Of Dusart’s roughly two dozen known drawings of unpopulated dwellings, five are close copies after sheets by Isaac. Here, Dusart selected as his model Isaac’s exterior of a rustic dwelling with a thatched roof and awning with grain underneath, alongside a partially foliated tree. As with Dusart’s other four sheets, the Harvard drawing can be recognized as a copy by its simplification of details, especially in the foliage, grass, and wall surfaces: he rendered his tree leaves as a cluster of small circles, whereas Isaac’s remain an energetic mass of often scribbly lines; his thatched roofs offer less detail until terminating at the eaves with a tufty hatching; his bricks and window panes are less haphazardly drawn in favor of a series of self-contained ovals and confidently drawn diagonals; and the slightly wavering contours and slanted elements of Isaac’s architecture are straightened and delineated with thin, precise strokes. These stylistic developments coincide with compositional sketches that Dusart drew around 1685–86, suggesting that he did these copies after Adriaen’s death, at which point Dusart had presumably possessed the contents of his master’s workshop.

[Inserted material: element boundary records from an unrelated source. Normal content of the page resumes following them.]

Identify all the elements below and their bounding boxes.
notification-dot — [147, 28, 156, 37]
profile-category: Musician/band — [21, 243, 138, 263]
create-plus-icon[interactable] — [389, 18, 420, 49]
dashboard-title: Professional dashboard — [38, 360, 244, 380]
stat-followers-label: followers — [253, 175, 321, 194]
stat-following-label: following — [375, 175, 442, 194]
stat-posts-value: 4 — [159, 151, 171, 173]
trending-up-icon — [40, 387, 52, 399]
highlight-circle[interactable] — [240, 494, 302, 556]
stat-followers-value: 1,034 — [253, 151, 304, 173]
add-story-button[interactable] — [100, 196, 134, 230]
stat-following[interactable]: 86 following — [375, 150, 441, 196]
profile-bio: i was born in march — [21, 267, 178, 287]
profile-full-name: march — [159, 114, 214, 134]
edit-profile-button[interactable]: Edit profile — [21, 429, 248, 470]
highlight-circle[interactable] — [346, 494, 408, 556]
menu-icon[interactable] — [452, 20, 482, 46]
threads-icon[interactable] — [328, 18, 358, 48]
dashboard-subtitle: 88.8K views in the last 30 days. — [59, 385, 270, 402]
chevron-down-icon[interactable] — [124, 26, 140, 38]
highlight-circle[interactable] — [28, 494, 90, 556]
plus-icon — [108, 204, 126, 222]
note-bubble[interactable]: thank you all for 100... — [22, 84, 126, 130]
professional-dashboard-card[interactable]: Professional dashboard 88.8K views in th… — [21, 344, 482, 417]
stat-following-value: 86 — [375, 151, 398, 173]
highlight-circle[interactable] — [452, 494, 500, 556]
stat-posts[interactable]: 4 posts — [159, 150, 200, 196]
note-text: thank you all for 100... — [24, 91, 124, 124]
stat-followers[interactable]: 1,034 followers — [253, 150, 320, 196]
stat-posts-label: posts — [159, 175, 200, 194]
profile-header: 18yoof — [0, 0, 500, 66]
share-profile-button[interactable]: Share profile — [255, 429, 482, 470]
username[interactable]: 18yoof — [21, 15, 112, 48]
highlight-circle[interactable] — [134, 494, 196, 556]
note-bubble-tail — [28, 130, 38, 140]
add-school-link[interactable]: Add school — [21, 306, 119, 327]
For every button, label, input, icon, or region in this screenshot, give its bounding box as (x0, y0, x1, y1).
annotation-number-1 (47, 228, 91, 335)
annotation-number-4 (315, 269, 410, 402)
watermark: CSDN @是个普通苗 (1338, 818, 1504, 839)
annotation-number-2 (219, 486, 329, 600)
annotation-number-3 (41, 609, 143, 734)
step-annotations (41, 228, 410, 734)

Another related object is Adriaen van Ostade’s painting of peasants outside a cottage that last appeared in the New York trade in 1989. The cottage from Isaac’s drawing and from Harvard’s Dusart copy provides the setting. An oil on canvas adhered to parchment, the work is signed and dated to the 1660s (the last digit of the date is illegible). Despite the signature and date, Bernhard Schnackenburg, in his 1981 monograph on Adriaen’s and Isaac’s drawings, suggested that the work might instead be an early piece by Dusart. Whether the painting is by Adriaen or Dusart, Isaac’s original watercolor from the late 1640s served as the ultimate source, and its use here stands as further evidence that Isaac’s group of unpopulated peasant dwellings remained an important studio resource.